Tapping your fingers to the rhythm of your favorite songs on a desk, table or even your steering wheel can help pass time while at work, in class or stuck in traffic. But how much cooler would it be if you could turn your hand into an actual, fully-functional musical instrument? That was the idea behind Austin-based startup Remidi’s latest wearable device, T8.
T8 is a MIDI controller that allows you to command a wide range of digital music with your hands. The system consists of two parts: a sensor-laden glove and an embedded wristband that wirelessly sync to a laptop or mobile device running music creation software.
The bracelet includes a pair of select buttons (to hit play/pause, choose between modes, etc.) and a knob on top for scrolling through note or chord sets, samples and parameters. Housed inside the band is an accelerometer for detecting mid-air gestural controls and expressive pitch bends, as well as an ATmega32U4 and Bluetooth 4.0 module for communication with any laptop, PC, smartphone or tablet. There’s also an RGB LED and a 110mAh battery, which boasts a life of around five to 10 hours and can be recharged via microUSB in about a half an hour.
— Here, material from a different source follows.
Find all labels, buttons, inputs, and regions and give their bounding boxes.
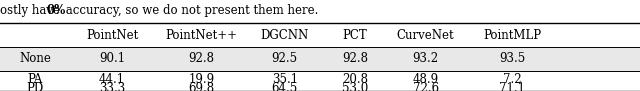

“The controller also has the ability to sense the physical movements of your wrist and arms. Rotate your wrist to distort your audible output using any effect, or move it up and down to cause a reverberation,” Remidi writes. “The circular dial, located on the top of the T8’s controller, allows you to program another complete set of notes, so with a twist of the dial, you can instantly flip to an entirely new note-set.”
The wristband magnetically links to a snug-fitting Spandex glove, which is home to eight pressure sensitive trigger zones — one in each of the fingers, another in the thumb and the rest in the palm area. These ‘skeleton’ sensors are made of human-friendly PET and TPU, along with proprietary smart textile components. According to its creators, “no other ‘musical glove’ can come close to the T8’s electronic sensitivity and physical durability.”
Users can configure each sensor to trigger samples, notes or presets when the sensor hits any surface, which enables you to control up to 16 different sounds with one hand. For instance, you can sound a kick drum with your thumb or use you palm to bring in a hi-hat and snare. Additionally, the pressure sensitivity of the sensors can be defined by the user and the T8 knows exactly when — and at what pressure — you’re pushing the palm of your hand against a surface as well as how soft or hard you’re putting two or more sensors together.
To get started, simply out your T8, sync it to your mobile device and begin jamming right there on the spot. Based on percussion algorithms, the T8 can sense when any one of the eight sensors makes contact with a desk, wall, subway seat, car window, yourself or another human, and triggers the corresponding, programmed sound to play. In fact, did you know it only takes one hand to record the instrumentals for 2Pac’s California Love?
Meanwhile, an accompanying app lets users customize functionality and configure the system; however, Remidi’s controller even integrates with third party music software and digital audio workstations, like Ableton Live, Animoog, GarageBand or any other program that supports MIDI.